Some documentaries ask questions which can be answered. Other documentaries ask questions which cannot be answered. This one asks questions like “What if Norma Jean killed her (Marilyn Monroe)?” Not only are the questions the documentary impossible to answer they are frequently facile and pointless. Any Marilyn fan knows all the history covered off here with archival tape, reenactments, voice over readings of Miner’s notes as if they were Marilyn speaking from the tape.
This documentary is less a documentary than it is a drama based on the book Marilyn, dernières séance by Michel Schneider – don’t bother trying to buy it at Barnes and Noble or Amazon it isn’t even on their lists. The book was based by Miner’s unsubstantiated notes that he took while listening to tapes which he claimed were destroyed.

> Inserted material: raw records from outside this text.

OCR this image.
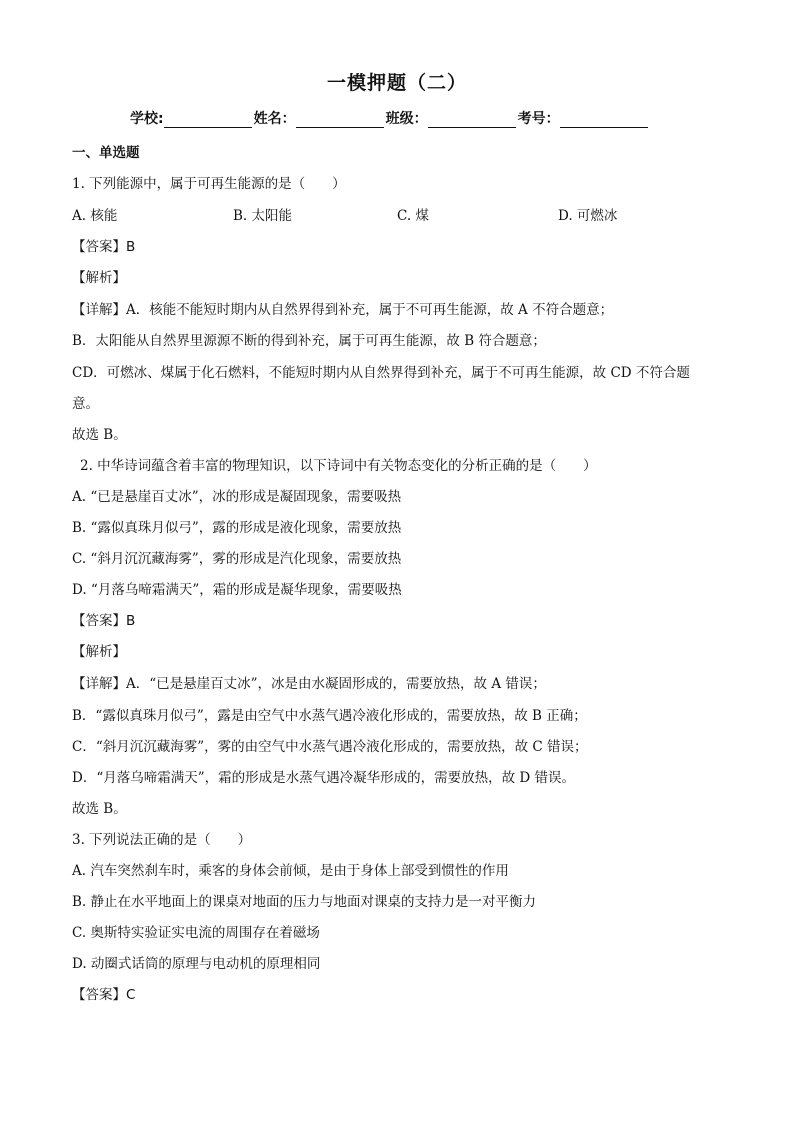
一模押题（二）
学校:	姓名：	班级：	考号：
一、单选题
1. 下列能源中，属于可再生能源的是（　　）
A. 核能	B. 太阳能	C. 煤	D. 可燃冰
【答案】B
【解析】
【详解】A．核能不能短时期内从自然界得到补充，属于不可再生能源，故 A 不符合题意；
B．太阳能从自然界里源源不断的得到补充，属于可再生能源，故 B 符合题意；
CD．可燃冰、煤属于化石燃料，不能短时期内从自然界得到补充，属于不可再生能源，故 CD 不符合题
意。
故选 B。
2. 中华诗词蕴含着丰富的物理知识，以下诗词中有关物态变化的分析正确的是（　　）
A. “已是悬崖百丈冰”，冰的形成是凝固现象，需要吸热
B. “露似真珠月似弓”，露的形成是液化现象，需要放热
C. “斜月沉沉藏海雾”，雾的形成是汽化现象，需要放热
D. “月落乌啼霜满天”，霜的形成是凝华现象，需要吸热
【答案】B
【解析】
【详解】A．“已是悬崖百丈冰”，冰是由水凝固形成的，需要放热，故 A 错误；
B．“露似真珠月似弓”，露是由空气中水蒸气遇冷液化形成的，需要放热，故 B 正确；
C．“斜月沉沉藏海雾”，雾的由空气中水蒸气遇冷液化形成的，需要放热，故 C 错误；
D．“月落乌啼霜满天”，霜的形成是水蒸气遇冷凝华形成的，需要放热，故 D 错误。
故选 B。
3. 下列说法正确的是（　　）
A. 汽车突然刹车时，乘客的身体会前倾，是由于身体上部受到惯性的作用
B. 静止在水平地面上的课桌对地面的压力与地面对课桌的支持力是一对平衡力
C. 奥斯特实验证实电流的周围存在着磁场
D. 动圈式话筒的原理与电动机的原理相同
【答案】C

Watching Marilyn: The Last Sessions is a little like watching a train wreck. Marilyn’s life was a well documented train wreck. This documentary is so wretched that that the producers felt it necessary to explain every possible double entendre as if the viewer were a complete idiot. First year undergrads’ reading Freud could have done a better job of analyzing Marilyn than this documentary manages to do. There is little to recommend Marilyn: The Last Sessions to anyone. Marilyn fans will know the history and the uninitiated will only be treated to a movie based on a book based on a newspaper story based on notes taken by an officer of the court of tapes that do not exist. If that's your idea of a documentary then this might be a film for you.